Após intenso trabalho da Apadep, em conjunto com a Anadep e demais associações, o PLP foi incluído extrapauta da sessão plenária de hoje do Senado Federal, tendo sido aprovado.
Com a rejeição da Emenda nº. 2 do relatório do Senador Flávio Arns, relator da proposição, apenas eventuais efeitos patrimoniais retroativos dependerão de lei do respectivo ente federativo, mas para a contagem do tempo de pandemia como tempo de serviço público não haverá a necessidade de lei específica.
O projeto agora irá à sanção da Presidência da República, cujo prazo é de 15 (quinze) dias úteis. Transcorrido o prazo sem manifestação expressa, a proposição será tacitamente sancionada.
Desde que essa restrição foi imposta pela Lei Complementar nº. 173/20, a Apadep iniciou intenso trabalho tanto na Alesp quanto no Congresso Nacional para que ela fosse superada, uma vez que Defensoras e Defensores Públicos do Estado de São Paulo jamais deixaram de trabalhar durante o período da pandemia, correspondente a 583 dias, de 28 de maio de 2020 a 31 de dezembro de 2021.
Tão logo o PLP 143/20 aportou no Senado Federal, a Apadep iniciou diálogo com os três Senadores por São Paulo e suas assessorias: Giordano, Mara Gabrilli (PSD/SP) e Marcos Pontes (PL/SP).
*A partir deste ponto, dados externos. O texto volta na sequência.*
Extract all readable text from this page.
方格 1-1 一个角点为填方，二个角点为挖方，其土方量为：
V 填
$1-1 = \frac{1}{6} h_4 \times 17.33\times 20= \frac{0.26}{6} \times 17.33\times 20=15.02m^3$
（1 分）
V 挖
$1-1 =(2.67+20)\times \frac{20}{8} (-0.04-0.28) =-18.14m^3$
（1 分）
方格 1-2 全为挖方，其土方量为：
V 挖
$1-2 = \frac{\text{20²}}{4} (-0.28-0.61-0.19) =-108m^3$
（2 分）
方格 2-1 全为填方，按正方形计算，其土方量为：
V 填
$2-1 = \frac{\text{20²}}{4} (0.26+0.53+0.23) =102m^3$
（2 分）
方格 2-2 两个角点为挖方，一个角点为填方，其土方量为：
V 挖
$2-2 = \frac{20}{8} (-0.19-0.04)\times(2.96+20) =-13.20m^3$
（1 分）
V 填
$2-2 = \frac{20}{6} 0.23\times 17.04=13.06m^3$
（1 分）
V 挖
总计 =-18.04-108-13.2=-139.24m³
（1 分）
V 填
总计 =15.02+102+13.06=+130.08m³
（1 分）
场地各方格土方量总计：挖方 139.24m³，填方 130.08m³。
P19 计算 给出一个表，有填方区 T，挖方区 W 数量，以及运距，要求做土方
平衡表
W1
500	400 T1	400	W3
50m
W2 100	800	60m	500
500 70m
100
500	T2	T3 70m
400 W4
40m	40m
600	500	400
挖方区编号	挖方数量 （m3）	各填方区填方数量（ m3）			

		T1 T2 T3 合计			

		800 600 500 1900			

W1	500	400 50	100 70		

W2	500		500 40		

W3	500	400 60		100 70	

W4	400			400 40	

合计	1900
Como decorrência desse trabalho, os três manifestaram voto favorável à aprovação do projeto.
Na última semana, a Apadep intensificou o trabalho pela aprovação do projeto sem a Emenda nº. 2, realizando contato com todos os Senadores da República e organizando uma mobilização virtual para que associadas/os enviassem e-mails aos Senadores. A Presidenta Jordana Rolim e a Diretora Luiza Lins estão em Brasília desde terça-feira, 16 de dezembro, em trabalho legislativo no Senado Federal.
A Apadep celebra essa conquista, que é fruto da luta associativa e representa a correção de uma injustiça histórica, reafirmando o compromisso de seguir trabalhando em defesa dos direitos das Defensoras e Defensores Públicos.